Marie Antoinette was said to be a big fan of Jean-Jacques Rousseau, who first penned the phrase Qu’ils mangent de la brioche (Let them eat brioche―a form of expensive bread).
Tell me what comes to your mind when you come across this phrase: “If they don’t have bread, let them eat cake.” Marie Antoinette and the insensitivity of the French monarchy, perhaps?
This phrase, popularly believed to have been coined during or before the French Revolution, has been the source of quite a lot of debate and controversy, and the woman to whom this phrase is attributed, has been sincerely and passionately hated by the French of not only that time, but also today.
However, mes amis, it does not mean what we’ve all been thinking all along. An English misinterpretation and some wile ideas of a few haters have made sure the phrase stuck, but the truth is that we couldn’t have been more mistaken about what we’ve believed so confidently till now.
✦ More recently, the phrase ‘let them eat cake’ has been used often in a humorous vein. For instance, if a teacher awards the highest grade to only one pupil in her class and the rest are all stuck at F, the ones who didn’t fare well might say, “She’s letting us have cake!.” Or if an employer gives an appraisal only to one team of employees and the others object as to why they weren’t considered, he might say, “Let them have cake!” See what we mean?

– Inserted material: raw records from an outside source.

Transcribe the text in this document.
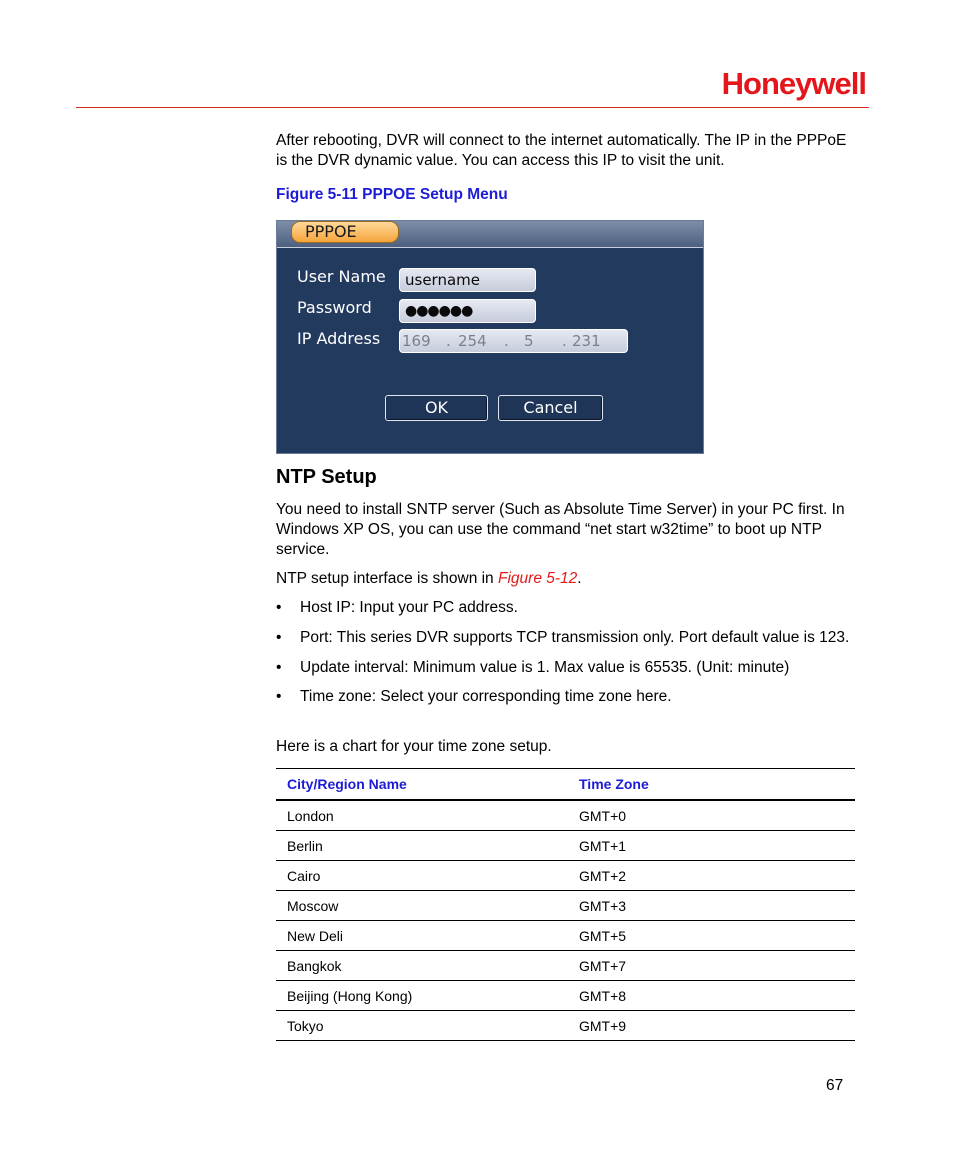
Honeywell

After rebooting, DVR will connect to the internet automatically. The IP in the PPPoE is the DVR dynamic value. You can access this IP to visit the unit.

Figure 5-11 PPPOE Setup Menu
PPPOE
User Name	username
Password	●●●●●●
IP Address 169 . 254 . 5 . 231
OK	Cancel
NTP Setup

You need to install SNTP server (Such as Absolute Time Server) in your PC first. In Windows XP OS, you can use the command “net start w32time” to boot up NTP service.

NTP setup interface is shown in Figure 5-12.

• Host IP: Input your PC address.
• Port: This series DVR supports TCP transmission only. Port default value is 123.
• Update interval: Minimum value is 1. Max value is 65535. (Unit: minute)
• Time zone: Select your corresponding time zone here.

Here is a chart for your time zone setup.

City/Region Name	Time Zone
London	GMT+0
Berlin	GMT+1
Cairo	GMT+2
Moscow	GMT+3
New Deli	GMT+5
Bangkok	GMT+7
Beijing (Hong Kong)	GMT+8
Tokyo	GMT+9
67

✦ Secondly, there is no evidence that it was Marie Antoinette, Queen of France and the wife of King Louis XVI, who uttered these words. It was Jean-Jacques Rousseau, a famous philosopher, who penned it in his autobiography, Confessions, attributing them to a ‘great princess.’ However, Marie Antoinette was only 9-10 years old at that time, lived in Austria, and wasn’t even married to the King then. She moved to France as his bride about four years later. Confessions was a fairly vague and unreliable memoir, and the extent to which Rousseau’s opinion about what the princess said is largely debatable as it may even just be an invented anecdote.
✦ Some historians attribute this phrase to Queen Marie Thérèse, based on Rousseau’s autobiography. Marie Thérèse was the wife of King Louis XIV of France, and she lived nearly 100 years before Marie Antoinette. However, Confessions was published several decades after her death, and so this theory is rather a controversial and unreliable one. It can be concluded, however, that whether it was Marie Thérèse who said this or not, it certainly wasn’t Marie Antoinette, as the phrase was floating around even before she married Louis XVI. It is simply possible that royal politics ensured that the attribution and usage of the phrase stuck to the Austrian princess instead.
✦Some experts suggest that this phrase might not have been a careless, insensitive comment at all. Instead, it might have been something on the lines of “Do not let the subjects starve.” Apparently, bakers in France at that time were ordered to sell brioche and other expensive breads which the poor normally could not afford at the same price as normal bread in case bread stocks were over. So, it might have been a comment that only suggested that the poor were entitled to brioche or other expensive breads in case the regular one was unavailable.
Regardless of what we’d been thinking about Marie Antoinette, she was a pretty tragic figure, really. It is true that her extravagant lifestyle and excessive spending was rather unacceptable to the poor who tried hard to make ends meet, and some of her enemies in France (she had plenty, considering she was Austrian and the wife of the King) may have stealthily spread rumors about her inconsideration for the poor. She was enveloped in many controversies, and this one remains the most famous of them all. Finally, she was executed after the monarchy was overthrown. Were at least some of the controversial issues surrounding her true? I guess we’ll never know.